Les encres de Latifa Echakhch : "Laps" au Mac de Lyon et "À chaque Stencil une révolution" au Hammer Museum

Les encres de Latifa Echakhch : "Laps" au Mac de Lyon et "À chaque Stencil une révolution" au Hammer Museum
Vue de l’exposition de Latifa Echakhch, Laps, au Musée d’art contemporain de Lyon (15 février – 14 avril 2013) Latifa Echakhch, Eivissa (Ibiza), 2010 ; Tambour 29', 2012 ; Tambour 47', 2013 ; Tambour 88', 2013 ; Tambour 28', 2013 ; Tambour 75', 2013
(Courtesy de l’artiste, Galerie Eva Presenhuber, Zurich / kamel mennour, Paris / kaufmann repetto, Milan © photo Blaise Adilon)

Latifa Echakhch a une actualité particulièrement importante cet hiver. L’artiste vient d’inaugurer depuis le 23 février une exposition personnelle au Hammer Museum de Los Angeles, avec une pièce de 2007, À chaque Stencil une révolution, déjà montrée à la Tate en 2008 dans l’exposition « Speakers’ Corner ». Parallèlement, jusqu’au 14 avril, avec son exposition personnelle « Laps », Latifa Echakhch investit 1000 m2 du Musée d’art contemporain de Lyon.

Et ce qui relie l’installation monumentale de 2007 ainsi intitulée d’après une citation de Yasser Arafat, avec cette exposition personnelle de pièces plus récentes de l’artiste est la récurrence de l’utilisation de l’encre. Des révolutions poétiquement contenues dans chaque feuille de papier carbone créant un paysage de différents bleus magnifique de À chaque Stencil une révolution, aux derniers Tambours de 2012, toiles-tondis sur lesquelles elle a projeté de l’encre indienne, à la Mer d’encre, des chapeaux melons imbibés d’encre indienne également, se dessine alors pour Latifa Echakhch un retour au matériau premier de l’écriture.

 

L’on ne peut comprendre l’exposition du Mac de Lyon sans cette pièce tout à fait centrale exposée au Hammer Museum, car avec ses plus récentes installations, le temps de latence, ou le temps suspendu, - dû notamment au processus de production des pièces mais aussi à la référence surréaliste (Magritte) - implique, enveloppe aussi des révoltes.

En effet, l’installation Eivissa présente onze pierres d’un campement de soldats marocains enrôlés de force pendant la guerre civile espagnole au côté de Franco. Ces soldats ont été privés de leur papier d’identité, puis diabolisés par la société espagnole. Découvertes en 2010, pendant l’exposition de Latifa Echakhch au MACBA où avait été montrée pour la première fois l’installation Eivissa, des archives de l’époque de Franco portant sur l’histoire de ces soldats ont été révélées.

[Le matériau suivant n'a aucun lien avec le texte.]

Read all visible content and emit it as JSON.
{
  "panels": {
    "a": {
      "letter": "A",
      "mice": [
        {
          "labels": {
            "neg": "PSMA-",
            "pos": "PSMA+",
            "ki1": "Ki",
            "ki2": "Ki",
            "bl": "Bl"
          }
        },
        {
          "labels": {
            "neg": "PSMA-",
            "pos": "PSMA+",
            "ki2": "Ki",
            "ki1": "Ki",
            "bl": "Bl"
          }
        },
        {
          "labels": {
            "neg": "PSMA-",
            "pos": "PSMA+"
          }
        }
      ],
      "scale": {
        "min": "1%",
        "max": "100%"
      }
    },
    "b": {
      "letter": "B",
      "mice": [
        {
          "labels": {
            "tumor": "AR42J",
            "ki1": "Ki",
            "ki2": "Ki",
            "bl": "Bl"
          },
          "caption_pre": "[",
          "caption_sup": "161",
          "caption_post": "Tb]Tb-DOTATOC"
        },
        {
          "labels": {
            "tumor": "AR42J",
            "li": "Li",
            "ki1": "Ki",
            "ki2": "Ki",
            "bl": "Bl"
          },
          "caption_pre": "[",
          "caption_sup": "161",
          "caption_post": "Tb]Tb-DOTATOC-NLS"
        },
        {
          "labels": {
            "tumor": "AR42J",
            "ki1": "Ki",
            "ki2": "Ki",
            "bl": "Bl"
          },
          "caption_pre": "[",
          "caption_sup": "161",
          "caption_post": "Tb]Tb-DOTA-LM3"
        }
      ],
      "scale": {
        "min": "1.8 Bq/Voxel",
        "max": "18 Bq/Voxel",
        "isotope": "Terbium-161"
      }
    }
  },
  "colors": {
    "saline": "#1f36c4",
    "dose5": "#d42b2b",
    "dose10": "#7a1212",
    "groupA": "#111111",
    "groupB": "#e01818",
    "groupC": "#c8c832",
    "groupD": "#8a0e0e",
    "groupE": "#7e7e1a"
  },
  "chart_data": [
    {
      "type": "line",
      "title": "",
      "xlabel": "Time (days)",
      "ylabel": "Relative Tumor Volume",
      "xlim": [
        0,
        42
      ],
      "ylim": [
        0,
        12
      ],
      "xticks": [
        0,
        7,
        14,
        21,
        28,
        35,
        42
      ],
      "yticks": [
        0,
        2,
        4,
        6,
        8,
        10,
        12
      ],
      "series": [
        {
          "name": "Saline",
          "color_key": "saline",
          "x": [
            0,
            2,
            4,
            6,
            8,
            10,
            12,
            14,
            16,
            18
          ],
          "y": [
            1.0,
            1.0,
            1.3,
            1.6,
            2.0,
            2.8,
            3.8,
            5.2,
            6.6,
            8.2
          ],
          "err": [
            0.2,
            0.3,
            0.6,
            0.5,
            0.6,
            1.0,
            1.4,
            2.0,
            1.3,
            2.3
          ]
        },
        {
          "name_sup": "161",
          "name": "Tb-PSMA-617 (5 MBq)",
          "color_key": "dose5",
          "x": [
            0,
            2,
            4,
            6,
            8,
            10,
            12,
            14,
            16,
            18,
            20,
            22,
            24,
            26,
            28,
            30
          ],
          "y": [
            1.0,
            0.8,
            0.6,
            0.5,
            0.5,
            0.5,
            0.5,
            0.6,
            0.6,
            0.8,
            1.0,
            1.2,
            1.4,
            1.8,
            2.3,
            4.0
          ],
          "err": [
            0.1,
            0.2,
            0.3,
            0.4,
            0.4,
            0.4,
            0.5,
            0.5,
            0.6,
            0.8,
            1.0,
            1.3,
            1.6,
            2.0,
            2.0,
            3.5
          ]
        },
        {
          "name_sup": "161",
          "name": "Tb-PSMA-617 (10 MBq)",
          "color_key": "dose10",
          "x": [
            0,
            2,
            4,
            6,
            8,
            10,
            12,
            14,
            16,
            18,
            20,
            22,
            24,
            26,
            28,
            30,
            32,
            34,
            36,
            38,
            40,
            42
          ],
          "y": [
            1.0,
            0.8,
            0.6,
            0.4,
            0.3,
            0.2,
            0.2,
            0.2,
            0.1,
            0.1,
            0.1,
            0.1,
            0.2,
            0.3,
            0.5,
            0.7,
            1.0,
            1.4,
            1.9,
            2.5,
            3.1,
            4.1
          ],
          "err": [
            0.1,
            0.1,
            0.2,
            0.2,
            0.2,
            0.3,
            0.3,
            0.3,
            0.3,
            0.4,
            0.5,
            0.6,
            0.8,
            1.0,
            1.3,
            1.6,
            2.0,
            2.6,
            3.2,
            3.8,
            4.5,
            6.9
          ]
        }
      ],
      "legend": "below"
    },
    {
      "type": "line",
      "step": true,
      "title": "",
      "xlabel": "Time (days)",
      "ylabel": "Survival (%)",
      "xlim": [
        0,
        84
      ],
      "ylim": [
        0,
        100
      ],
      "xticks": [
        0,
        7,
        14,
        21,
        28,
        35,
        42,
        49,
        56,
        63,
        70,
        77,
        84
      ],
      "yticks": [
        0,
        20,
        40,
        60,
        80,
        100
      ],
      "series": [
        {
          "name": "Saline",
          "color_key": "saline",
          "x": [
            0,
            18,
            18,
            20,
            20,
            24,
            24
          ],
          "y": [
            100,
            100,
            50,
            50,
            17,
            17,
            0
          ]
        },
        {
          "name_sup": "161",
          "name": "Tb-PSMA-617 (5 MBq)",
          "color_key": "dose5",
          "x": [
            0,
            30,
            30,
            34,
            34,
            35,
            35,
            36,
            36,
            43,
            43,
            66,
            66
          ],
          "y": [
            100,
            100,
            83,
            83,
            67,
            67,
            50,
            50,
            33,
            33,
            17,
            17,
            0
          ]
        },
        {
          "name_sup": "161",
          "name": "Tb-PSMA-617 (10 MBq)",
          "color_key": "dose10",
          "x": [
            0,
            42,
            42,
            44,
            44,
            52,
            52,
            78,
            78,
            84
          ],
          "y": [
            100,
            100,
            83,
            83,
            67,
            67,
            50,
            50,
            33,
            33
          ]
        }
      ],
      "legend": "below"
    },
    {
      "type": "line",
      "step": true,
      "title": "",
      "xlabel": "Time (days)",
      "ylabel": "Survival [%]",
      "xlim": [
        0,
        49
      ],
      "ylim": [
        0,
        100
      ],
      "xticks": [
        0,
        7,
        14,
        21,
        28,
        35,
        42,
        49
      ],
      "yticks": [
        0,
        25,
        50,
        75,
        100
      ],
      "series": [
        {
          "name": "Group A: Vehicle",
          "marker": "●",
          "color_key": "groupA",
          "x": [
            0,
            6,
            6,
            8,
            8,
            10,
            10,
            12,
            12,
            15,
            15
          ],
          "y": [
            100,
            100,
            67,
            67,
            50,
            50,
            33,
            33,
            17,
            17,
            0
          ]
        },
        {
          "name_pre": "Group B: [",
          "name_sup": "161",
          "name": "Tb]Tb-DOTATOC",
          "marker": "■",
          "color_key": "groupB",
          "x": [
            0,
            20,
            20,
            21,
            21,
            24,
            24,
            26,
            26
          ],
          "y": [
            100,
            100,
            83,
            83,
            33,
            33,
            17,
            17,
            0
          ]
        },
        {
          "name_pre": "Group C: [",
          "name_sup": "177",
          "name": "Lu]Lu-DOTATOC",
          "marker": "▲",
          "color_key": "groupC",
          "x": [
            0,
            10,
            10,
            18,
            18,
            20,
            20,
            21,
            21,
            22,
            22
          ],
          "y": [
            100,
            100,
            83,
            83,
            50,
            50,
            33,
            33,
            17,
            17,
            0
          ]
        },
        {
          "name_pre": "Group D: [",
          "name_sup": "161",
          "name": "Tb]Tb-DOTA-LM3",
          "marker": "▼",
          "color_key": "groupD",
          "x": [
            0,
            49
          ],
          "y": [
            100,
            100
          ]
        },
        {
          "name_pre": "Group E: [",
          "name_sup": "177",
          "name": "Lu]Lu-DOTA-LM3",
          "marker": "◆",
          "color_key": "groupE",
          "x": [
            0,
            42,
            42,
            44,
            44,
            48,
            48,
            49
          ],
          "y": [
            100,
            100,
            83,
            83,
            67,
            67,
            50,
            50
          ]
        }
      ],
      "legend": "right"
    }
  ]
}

Posées sur des cartes de tarot espagnole avec lesquelles l’artiste jouait petite, ces pierres imposantes viennent à leur manière écraser une enfance, la mémoire intime de l’artiste. Elles écrasent également ces cartes du destin, ces identités rayées de l’histoire, entre le passé du Maroc et celui de l’Espagne. Ces pierres semblent être le poids des horreurs de l’histoire coloniale dans l’appréhension intime de l’artiste et dans celle partagée par le spectateur.

Cette surprenante simultanéité de l’actualité personnelle du travail de l’artiste avec l’actualité historique contient avec ces cartes comme quelque chose de divinatoire aussi. Alors, entre les tondis, les pierres, les cartes et les chapeaux melons, entrent en jeu des problématiques entre le sacré et le profane. L’exposition « Laps » serait ainsi comme en latence dans les stencils du Hammer Museum.